Kepler K2 “Bumblebee” Deployed on Zhaofeng Motor Production Line

Kepler’s K2 “Bumblebee” humanoid has moved from demonstration to real-world factory work, handling navigation and parts handling on Zhaofeng Motor’s assembly line. Early field trials show feasible integration into structured manufacturing workflows.

Kepler K2 “Bumblebee” Deployed on Zhaofeng Motor Production Line

Kepler Robotics has deployed its K2 “Bumblebee” humanoid on an operational production line at Zhaofeng Motor. The deployment is focused on autonomous navigation, component loading and unloading, and short-cycle repetitive manipulation — tasks chosen to match current strengths in perception, motion control, and endurance. This represents a practical step in moving mass‑produced humanoid platforms from lab demos into day‑to‑day industrial use.

What happened

  • The K2 “Bumblebee” is active on a Zhaofeng Motor assembly station, programmed and managed through Kepler Studio.

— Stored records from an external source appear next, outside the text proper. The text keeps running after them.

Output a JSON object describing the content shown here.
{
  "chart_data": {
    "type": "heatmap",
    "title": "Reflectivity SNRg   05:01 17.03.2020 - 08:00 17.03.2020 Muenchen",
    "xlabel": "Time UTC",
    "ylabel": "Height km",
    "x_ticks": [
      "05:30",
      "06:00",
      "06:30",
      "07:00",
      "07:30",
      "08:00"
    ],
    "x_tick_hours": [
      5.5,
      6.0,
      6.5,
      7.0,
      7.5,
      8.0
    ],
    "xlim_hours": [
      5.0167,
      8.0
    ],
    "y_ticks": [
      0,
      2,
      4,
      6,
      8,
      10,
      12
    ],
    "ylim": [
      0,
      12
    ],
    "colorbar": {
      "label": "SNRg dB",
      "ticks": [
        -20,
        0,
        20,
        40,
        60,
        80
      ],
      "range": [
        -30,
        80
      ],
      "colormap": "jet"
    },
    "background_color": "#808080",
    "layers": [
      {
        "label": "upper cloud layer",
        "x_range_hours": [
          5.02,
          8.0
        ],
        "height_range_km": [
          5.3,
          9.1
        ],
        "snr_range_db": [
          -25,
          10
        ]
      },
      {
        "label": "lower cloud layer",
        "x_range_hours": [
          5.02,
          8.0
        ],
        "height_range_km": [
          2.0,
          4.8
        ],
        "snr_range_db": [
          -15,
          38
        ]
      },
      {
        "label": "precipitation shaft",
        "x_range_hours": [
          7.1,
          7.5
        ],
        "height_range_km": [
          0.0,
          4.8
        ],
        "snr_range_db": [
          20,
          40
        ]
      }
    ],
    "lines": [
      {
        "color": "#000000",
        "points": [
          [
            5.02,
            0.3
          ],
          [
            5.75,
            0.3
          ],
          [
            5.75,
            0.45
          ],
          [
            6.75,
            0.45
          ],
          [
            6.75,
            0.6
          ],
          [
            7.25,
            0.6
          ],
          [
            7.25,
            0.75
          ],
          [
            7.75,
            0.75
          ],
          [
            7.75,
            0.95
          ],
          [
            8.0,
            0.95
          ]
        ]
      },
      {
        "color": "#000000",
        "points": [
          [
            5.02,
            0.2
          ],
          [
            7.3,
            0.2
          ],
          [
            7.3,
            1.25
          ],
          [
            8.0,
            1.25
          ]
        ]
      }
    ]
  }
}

The robot performs autonomous on‑floor navigation and repetitive parts handling with stable execution and predictable task cycles.

  • Kepler has moved the K2 into mass production and begun field deliveries to industrial partners. The Zhaofeng deployment is an early production trial rather than a wide fleet rollout, but it demonstrates a credible integration path for humanoids in structured manufacturing environments.

Technical snapshot

  • Architecture: Hybrid actuation (planetary roller screw linear actuators + rotary actuators) to balance precision, load capacity and durability.
  • Size & mass: Approx. 175 cm tall; ~75 kg.
  • Kinematics & sensors: Roughly 52 degrees of freedom and more than 80 onboard sensors for combined proprioception and exteroception.
  • Endurance & payload: Reported 1‑hour charge cycle enabling up to ~8 hours operational runtime; dual‑arm payloads reported up to ~30 kg for short lifts.
  • Software: Kepler Studio for deployment and orchestration; layered perception and control stacks using imitation learning and RL for sim‑to‑real transfer.

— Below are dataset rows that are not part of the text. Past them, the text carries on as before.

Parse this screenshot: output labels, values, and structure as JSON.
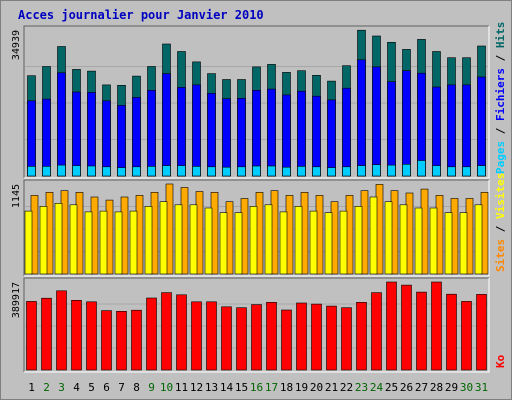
{
  "title": "Acces journalier pour Janvier 2010",
  "colors": {
    "background": "#c0c0c0",
    "title": "#0000c0",
    "pages": "#00ccff",
    "fichiers": "#0000ff",
    "hits": "#006666",
    "visites": "#ffaa00",
    "sites": "#ffff00",
    "ko": "#ff0000",
    "day_normal": "#000000",
    "day_weekend": "#006600"
  },
  "chart_data": {
    "type": "bar",
    "categories": [
      "1",
      "2",
      "3",
      "4",
      "5",
      "6",
      "7",
      "8",
      "9",
      "10",
      "11",
      "12",
      "13",
      "14",
      "15",
      "16",
      "17",
      "18",
      "19",
      "20",
      "21",
      "22",
      "23",
      "24",
      "25",
      "26",
      "27",
      "28",
      "29",
      "30",
      "31"
    ],
    "weekend_days": [
      "2",
      "3",
      "9",
      "10",
      "16",
      "17",
      "23",
      "24",
      "30",
      "31"
    ],
    "panels": [
      {
        "id": "top",
        "max_label": "34939",
        "max": 34939,
        "axis_label_parts": [
          {
            "text": "Pages",
            "color": "#00ccff"
          },
          {
            "text": " / ",
            "color": "#000000"
          },
          {
            "text": "Fichiers",
            "color": "#0000ff"
          },
          {
            "text": " / ",
            "color": "#000000"
          },
          {
            "text": "Hits",
            "color": "#006666"
          }
        ],
        "series": [
          {
            "name": "Hits",
            "color": "#006666",
            "values": [
              24000,
              26200,
              31000,
              25500,
              25100,
              21800,
              21700,
              23900,
              26200,
              31600,
              29800,
              27300,
              24500,
              23100,
              23100,
              26100,
              26700,
              24800,
              25200,
              24100,
              22700,
              26400,
              34900,
              33500,
              32000,
              30300,
              32700,
              29800,
              28300,
              28300,
              31100
            ]
          },
          {
            "name": "Fichiers",
            "color": "#0000ff",
            "values": [
              18000,
              18400,
              24700,
              20100,
              20000,
              18000,
              16900,
              18800,
              20500,
              24500,
              21200,
              21800,
              19800,
              18500,
              18600,
              20500,
              20800,
              19400,
              20300,
              19100,
              18200,
              21000,
              27800,
              26100,
              22600,
              25200,
              24600,
              21300,
              21800,
              21800,
              23700
            ]
          },
          {
            "name": "Pages",
            "color": "#00ccff",
            "values": [
              2300,
              2300,
              2600,
              2500,
              2400,
              2200,
              2000,
              2200,
              2300,
              2500,
              2500,
              2300,
              2200,
              2100,
              2200,
              2400,
              2400,
              2100,
              2300,
              2200,
              2000,
              2200,
              2500,
              2700,
              2600,
              2800,
              3700,
              2500,
              2200,
              2200,
              2500
            ]
          }
        ]
      },
      {
        "id": "middle",
        "max_label": "1145",
        "max": 1145,
        "axis_label_parts": [
          {
            "text": "Sites",
            "color": "#ff8800"
          },
          {
            "text": " / ",
            "color": "#000000"
          },
          {
            "text": "Visites",
            "color": "#ffff00"
          }
        ],
        "series": [
          {
            "name": "Visites",
            "color": "#ffaa00",
            "values": [
              1000,
              1040,
              1060,
              1040,
              980,
              940,
              980,
              1000,
              1040,
              1145,
              1100,
              1050,
              1040,
              920,
              960,
              1040,
              1060,
              1000,
              1040,
              1000,
              920,
              1000,
              1060,
              1140,
              1060,
              1030,
              1080,
              1000,
              960,
              960,
              1040
            ]
          },
          {
            "name": "Sites",
            "color": "#ffff00",
            "values": [
              800,
              860,
              900,
              880,
              790,
              800,
              790,
              800,
              860,
              920,
              880,
              880,
              840,
              780,
              780,
              860,
              880,
              790,
              860,
              800,
              780,
              800,
              860,
              980,
              920,
              880,
              840,
              840,
              780,
              780,
              880
            ]
          }
        ]
      },
      {
        "id": "bottom",
        "max_label": "389917",
        "max": 389917,
        "axis_label_parts": [
          {
            "text": "Ko",
            "color": "#ff0000"
          }
        ],
        "series": [
          {
            "name": "Ko",
            "color": "#ff0000",
            "values": [
              304000,
              318000,
              351000,
              309000,
              302000,
              263000,
              260000,
              265000,
              319000,
              343000,
              333000,
              302000,
              302000,
              280000,
              276000,
              290000,
              300000,
              266000,
              297000,
              292000,
              283000,
              276000,
              300000,
              343000,
              390000,
              376000,
              345000,
              390000,
              336000,
              304000,
              335000
            ]
          }
        ]
      }
    ]
  }
}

Integration notes and implications

  • Tasks best suited now: predictable, repetitive manipulation and logistics work in well‑structured, static workspaces (loading/unloading, parts handoff). These minimize complex contact dynamics and ambiguous perception tasks.

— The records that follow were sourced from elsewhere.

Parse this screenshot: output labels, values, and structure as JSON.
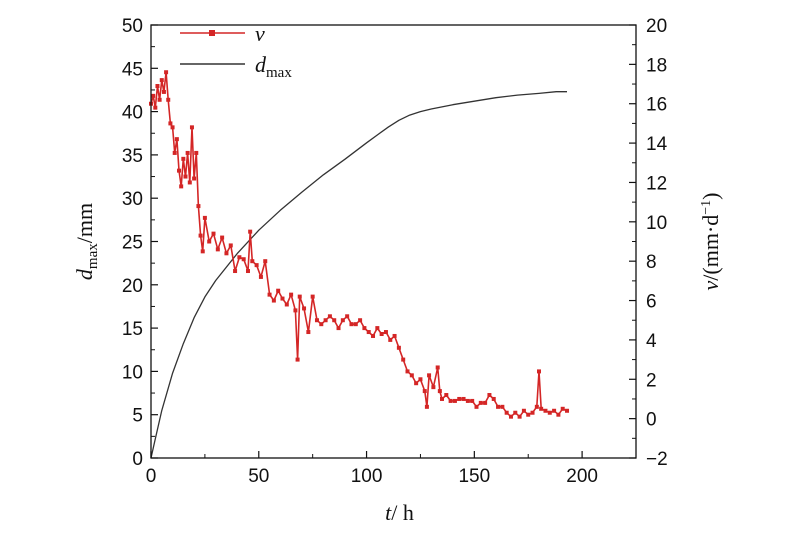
{
  "chart_data": {
    "type": "line",
    "x": {
      "var": "t",
      "unit": "h",
      "lim": [
        0,
        225
      ],
      "ticks": [
        0,
        50,
        100,
        150,
        200
      ]
    },
    "y_left": {
      "var": "d",
      "sub": "max",
      "unit": "mm",
      "lim": [
        0,
        50
      ],
      "ticks": [
        0,
        5,
        10,
        15,
        20,
        25,
        30,
        35,
        40,
        45,
        50
      ]
    },
    "y_right": {
      "var": "v",
      "unit": "(mm·d",
      "sup": "−1",
      "close": ")",
      "lim": [
        -2,
        20
      ],
      "ticks": [
        -2,
        0,
        2,
        4,
        6,
        8,
        10,
        12,
        14,
        16,
        18,
        20
      ]
    },
    "legend": [
      {
        "var": "v",
        "sub": "",
        "color": "#d42626",
        "marker": "square"
      },
      {
        "var": "d",
        "sub": "max",
        "color": "#333333",
        "marker": "none"
      }
    ],
    "legend_position": "top-left",
    "grid": false,
    "series": [
      {
        "axis": "left",
        "color": "#333333",
        "x": [
          0,
          2,
          5,
          10,
          15,
          20,
          25,
          30,
          40,
          50,
          60,
          70,
          80,
          90,
          100,
          105,
          110,
          115,
          120,
          125,
          130,
          140,
          150,
          160,
          170,
          180,
          188,
          193
        ],
        "y": [
          0,
          2.2,
          5.5,
          9.8,
          13.2,
          16.2,
          18.6,
          20.5,
          23.6,
          26.3,
          28.6,
          30.7,
          32.7,
          34.5,
          36.4,
          37.3,
          38.2,
          39.0,
          39.6,
          40.0,
          40.3,
          40.8,
          41.2,
          41.6,
          41.9,
          42.1,
          42.3,
          42.3
        ]
      },
      {
        "axis": "right",
        "color": "#d42626",
        "x": [
          0,
          1,
          2,
          3,
          4,
          5,
          6,
          7,
          8,
          9,
          10,
          11,
          12,
          13,
          14,
          15,
          16,
          17,
          18,
          19,
          20,
          21,
          22,
          23,
          24,
          25,
          27,
          29,
          31,
          33,
          35,
          37,
          39,
          41,
          43,
          45,
          46,
          47,
          49,
          51,
          53,
          55,
          57,
          59,
          61,
          63,
          65,
          67,
          68,
          69,
          71,
          73,
          75,
          77,
          79,
          81,
          83,
          85,
          87,
          89,
          91,
          93,
          95,
          97,
          99,
          101,
          103,
          105,
          107,
          109,
          111,
          113,
          115,
          117,
          119,
          121,
          123,
          125,
          127,
          128,
          129,
          131,
          133,
          134,
          135,
          137,
          139,
          141,
          143,
          145,
          147,
          149,
          151,
          153,
          155,
          157,
          159,
          161,
          163,
          165,
          167,
          169,
          171,
          173,
          175,
          177,
          179,
          180,
          181,
          183,
          185,
          187,
          189,
          191,
          193
        ],
        "y": [
          16.0,
          16.4,
          15.8,
          16.9,
          16.2,
          17.2,
          16.6,
          17.6,
          16.2,
          15.0,
          14.8,
          13.5,
          14.2,
          12.6,
          11.8,
          13.2,
          12.3,
          13.5,
          12.0,
          14.8,
          12.2,
          13.5,
          10.8,
          9.3,
          8.5,
          10.2,
          9.0,
          9.4,
          8.6,
          9.2,
          8.4,
          8.8,
          7.5,
          8.2,
          8.1,
          7.5,
          9.5,
          8.0,
          7.8,
          7.2,
          8.0,
          6.3,
          6.0,
          6.5,
          6.1,
          5.8,
          6.3,
          5.5,
          3.0,
          6.2,
          5.6,
          4.4,
          6.2,
          5.0,
          4.8,
          5.0,
          5.2,
          5.0,
          4.6,
          5.0,
          5.2,
          4.8,
          4.8,
          5.0,
          4.6,
          4.4,
          4.2,
          4.6,
          4.3,
          4.4,
          4.0,
          4.2,
          3.6,
          3.0,
          2.4,
          2.2,
          1.8,
          2.0,
          1.4,
          0.6,
          2.2,
          1.6,
          2.6,
          1.4,
          1.0,
          1.2,
          0.9,
          0.9,
          1.0,
          1.0,
          0.9,
          0.9,
          0.6,
          0.8,
          0.8,
          1.2,
          1.0,
          0.6,
          0.6,
          0.3,
          0.1,
          0.3,
          0.1,
          0.4,
          0.2,
          0.3,
          0.6,
          2.4,
          0.5,
          0.4,
          0.3,
          0.4,
          0.2,
          0.5,
          0.4
        ]
      }
    ]
  }
}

  • Operational readiness: The Zhaofeng deployment suggests feasible ROI cases for factories that already use AMRs/AGVs and structured production flows. Integration costs and cycle‑time impact remain undisclosed; independent benchmarks not yet public.

  • Limitations: No independent performance metrics (uptime, MTBF, cycle time) have been published. Human oversight and periodic intervention are still necessary for exception handling.

Why it matters

This deployment is a practical demonstration that mass‑produced humanoid platforms can be integrated into real assembly operations. If the initial trials scale, expect incremental expansion into logistics cells and collaborative tasks that free humans from repetitive, ergonomically hazardous work.